Vasilis Ntziachristos, Ph.D.

A New Look into Tissue with Multispectral Optoacoustic Tomography : Progress and Entrepreneurship

Optical imaging is unequivocally the most versatile and widely used visualization modality in the life sciences. Yet it has been significantly limited by photon scattering, which complicates imaging beyond a few hundred microns. For the past few years, there has been an emergence of powerful new optical and optoacoustic imaging methods that can offer high resolution imaging beyond the penetration limits of microscopic methods. The talk discusses progress in multi-spectral opto-acoustic tomography (MSOT) that brings unprecedented optical imaging performance in visualizing anatomical, physiological and molecular imaging biomarkers. Some of the attractive features of the method is the ability to offer 10-100 microns resolution through several millimetres to centimetres of tissue and real-time imaging. We demonstrate implementations in the time and frequency domain, showcase how it is possible to accurately solve fluence and spectral coloring issues for yielding quantitative measurements of tissue oxygenation and hypoxia and demonstrate applications in resolving inflammation, metabolism, angiogenesis in label free mode. In parallel we summarize progress with clinical systems that offer to change readings of disease in-vivo and discuss complementarity with ultrasound imaging, fluorescence imaging and other modalities.

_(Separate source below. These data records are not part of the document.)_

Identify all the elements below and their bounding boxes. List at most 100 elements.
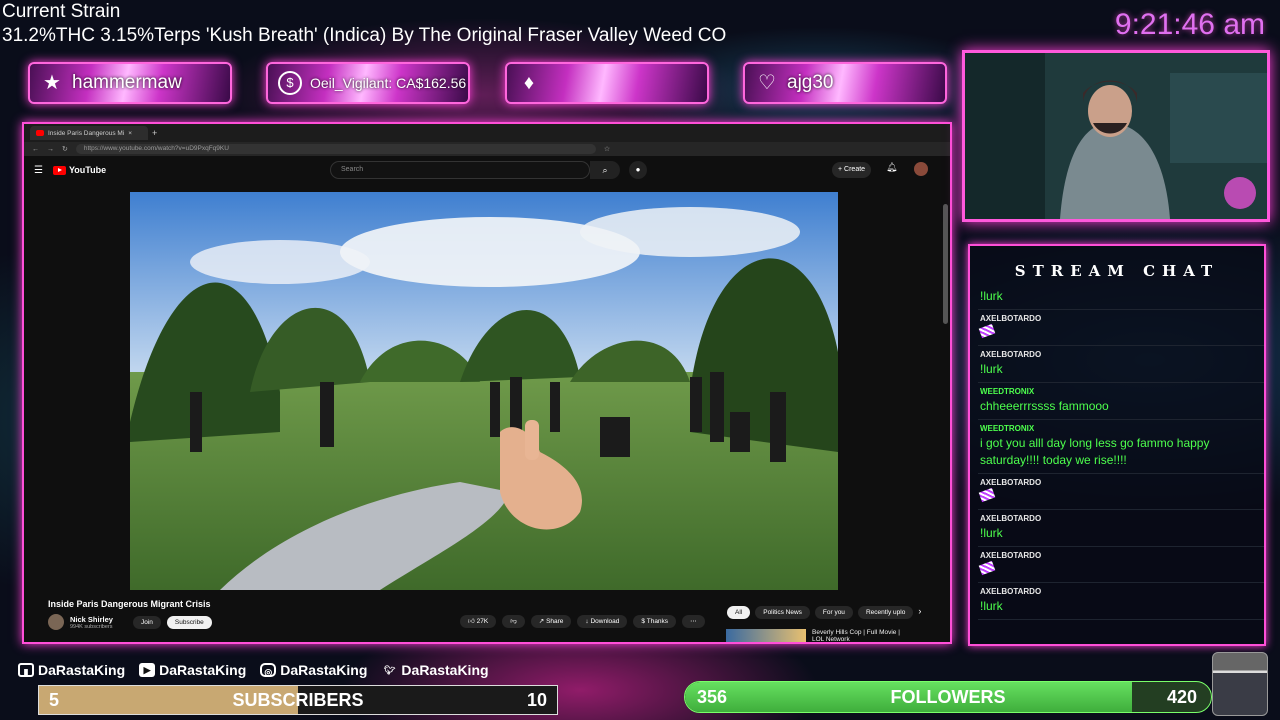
subscriber-current: 5 [49, 689, 60, 710]
instagram-icon: ◎ [260, 663, 277, 677]
channel-subscribers: 994K subscribers [70, 623, 113, 630]
twitch-icon: ▮ [18, 663, 34, 677]
create-button[interactable]: + Create [832, 162, 872, 178]
message-user: AXELBOTARDO [980, 478, 1042, 487]
url-field[interactable]: https://www.youtube.com/watch?v=uD9PxqFq… [75, 144, 596, 154]
channel-info: Nick Shirley 994K subscribers Join Subsc… [48, 614, 212, 630]
alert-text: hammermaw [72, 72, 182, 93]
webcam-image [965, 53, 1267, 219]
youtube-icon: ▶ [139, 663, 156, 677]
dislike-button[interactable]: 👎︎ [502, 615, 525, 628]
message-user: AXELBOTARDO [980, 551, 1042, 560]
chat-message: AXELBOTARDO [978, 474, 1264, 510]
webcam-feed [962, 50, 1270, 222]
social-youtube: ▶ DaRastaKing [139, 662, 246, 678]
message-user: WEEDTRONIX [980, 387, 1035, 396]
download-button[interactable]: ↓ Download [577, 615, 628, 628]
tab-title: Inside Paris Dangerous Mi [48, 129, 125, 137]
youtube-logo[interactable]: YouTube [52, 165, 107, 175]
chat-message: WEEDTRONIX i got you alll day long less g… [978, 420, 1264, 474]
recommended-video[interactable]: Beverly Hills Cop | Full Movie | LOL Net… [726, 629, 912, 642]
reload-icon[interactable]: ↻ [62, 145, 68, 153]
mic-icon[interactable]: ● [629, 161, 647, 179]
chat-message: AXELBOTARDO !lurk [978, 510, 1264, 547]
message-text: !lurk [980, 289, 1003, 303]
more-icon[interactable]: ⋯ [682, 615, 705, 628]
stream-chat: STREAM CHAT !lurk AXELBOTARDO AXELBOTARD… [968, 244, 1266, 646]
video-player[interactable] [130, 192, 838, 590]
message-text: chheeerrrssss fammooo [980, 399, 1109, 413]
filter-chip[interactable]: All [727, 606, 751, 619]
social-twitch: ▮ DaRastaKing [18, 662, 125, 678]
scrollbar[interactable] [943, 204, 948, 324]
new-tab-icon[interactable]: + [152, 128, 157, 138]
filter-chip[interactable]: For you [814, 606, 853, 619]
thumbs-up-icon: 👍︎ [468, 618, 475, 625]
subscriber-goal: 10 [526, 689, 547, 710]
social-twitter: 🐦︎ DaRastaKing [381, 662, 489, 678]
chat-message: WEEDTRONIX chheeerrrssss fammooo [978, 383, 1264, 420]
clock: 9:21:46 am [1114, 8, 1265, 41]
join-button[interactable]: Join [132, 615, 161, 629]
bookmark-icon[interactable]: ☆ [604, 145, 610, 153]
back-icon[interactable]: ← [32, 146, 39, 153]
tip-jar-icon [1212, 652, 1268, 716]
youtube-logo-text: YouTube [68, 165, 107, 175]
channel-avatar[interactable] [48, 614, 64, 630]
chat-message: AXELBOTARDO [978, 310, 1264, 346]
address-bar: ← → ↻ https://www.youtube.com/watch?v=uD… [24, 142, 950, 156]
like-button[interactable]: 👍︎ 27K [460, 615, 497, 628]
heart-icon: ♡ [758, 72, 776, 94]
bell-icon[interactable]: 🔔︎ [886, 162, 897, 173]
recommendation-filters: All Politics News For you Recently uplo … [727, 606, 921, 619]
instagram-handle: DaRastaKing [280, 662, 368, 678]
message-text: i got you alll day long less go fammo ha… [980, 436, 1210, 467]
youtube-logo-icon [52, 165, 66, 175]
subscribe-button[interactable]: Subscribe [166, 615, 212, 629]
chat-message: AXELBOTARDO [978, 547, 1264, 583]
message-user: AXELBOTARDO [980, 314, 1042, 323]
video-actions: 👍︎ 27K 👎︎ ↗ Share ↓ Download $ Thanks ⋯ [460, 615, 705, 628]
message-user: WEEDTRONIX [980, 424, 1035, 433]
follower-goal-bar: 356 FOLLOWERS 420 [684, 681, 1212, 713]
subscriber-goal-bar: 5 SUBSCRIBERS 10 [38, 685, 558, 715]
like-count: 27K [476, 618, 489, 625]
channel-name[interactable]: Nick Shirley [70, 615, 113, 624]
chevron-right-icon[interactable]: › [918, 606, 921, 619]
share-icon: ↗ [538, 618, 545, 625]
search-input[interactable]: Search [330, 161, 590, 179]
share-label: Share [546, 618, 564, 625]
menu-icon[interactable]: ☰ [34, 165, 43, 176]
alert-text: ajg30 [787, 72, 834, 93]
youtube-handle: DaRastaKing [159, 662, 247, 678]
video-title: Inside Paris Dangerous Migrant Crisis [48, 599, 211, 609]
forward-icon[interactable]: → [47, 146, 54, 153]
avatar[interactable] [914, 162, 928, 176]
strain-description: 31.2%THC 3.15%Terps 'Kush Breath' (Indic… [2, 25, 727, 46]
filter-chip[interactable]: Recently uplo [857, 606, 914, 619]
recommended-thumbnail[interactable] [726, 629, 806, 642]
twitter-handle: DaRastaKing [401, 662, 489, 678]
close-tab-icon[interactable]: × [128, 130, 132, 137]
emote-icon [978, 487, 996, 503]
chat-title: STREAM CHAT [1014, 262, 1220, 280]
subscriber-progress-fill [39, 686, 298, 714]
twitch-handle: DaRastaKing [38, 662, 126, 678]
tab-youtube[interactable]: Inside Paris Dangerous Mi × [30, 126, 148, 140]
chat-messages: !lurk AXELBOTARDO AXELBOTARDO !lurk WEEDT… [978, 282, 1264, 620]
recommended-title[interactable]: Beverly Hills Cop | Full Movie | LOL Net… [812, 629, 912, 642]
star-icon: ★ [43, 72, 61, 94]
alert-text: Oeil_Vigilant: CA$162.56 [310, 75, 467, 91]
emote-icon [978, 323, 996, 339]
message-user: AXELBOTARDO [980, 514, 1042, 523]
follower-progress-fill [685, 682, 1133, 712]
alert-banner-donation: $ Oeil_Vigilant: CA$162.56 [266, 62, 470, 104]
tab-bar: Inside Paris Dangerous Mi × + [24, 124, 950, 142]
filter-chip[interactable]: Politics News [755, 606, 810, 619]
search-icon[interactable]: ⌕ [590, 161, 620, 179]
share-button[interactable]: ↗ Share [530, 615, 572, 628]
dollar-icon: $ [278, 71, 302, 95]
thanks-button[interactable]: $ Thanks [633, 615, 677, 628]
browser-window: Inside Paris Dangerous Mi × + ← → ↻ http… [22, 122, 952, 644]
strain-title: Current Strain [2, 1, 121, 22]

Finally the talk offers insights into new miniaturized detection methods based on ultrasound detection using optical fibers, which could be used for minimally invasive applications.

Biography

NtziachristosVsmVasilis Ntziachristos Ph.D. is a Professor of Medicine and Electrical Engineering, the Director of the Chair for Biological Imaging (CBI) and of the Munich School of Bioengineering (MSB) at the Technical University of Munich and the director of the Institute for Biological and Medical Imaging (IBMI) at the Helmholtz Zentrum Munchen. He has received the Diploma in Electrical Engineering and Computer Science from the Aristotle University of Thessaloniki, Greece, M.Sc and Ph.D. degrees in Bioengineering from the University of Pennsylvania in Philadelphia PA and has served as faculty at Harvard University and the Director of the Laboratory for Bio-optics and Molecular imaging at tge Massachusetts General Hospital. He has received his masters and doctorate degrees from the Bioengineering Department of the University of Pennsylvania and the Diploma on Electrical Engineering from the. Professor Ntziachristos regularly serves as chair in international meetings and councils and in the editorial boards of several scientific journals and has received numerous awards and distinctions, including the Gold Medal from the Society for Molecular Imaging (2015), the Gottfried Leibnitz prize (2013), the Erwin Schrödinger Award (2012) and was named one of the world’s top innovators by the Massachusetts Institute of Technology (MIT) Technology Review in 2004.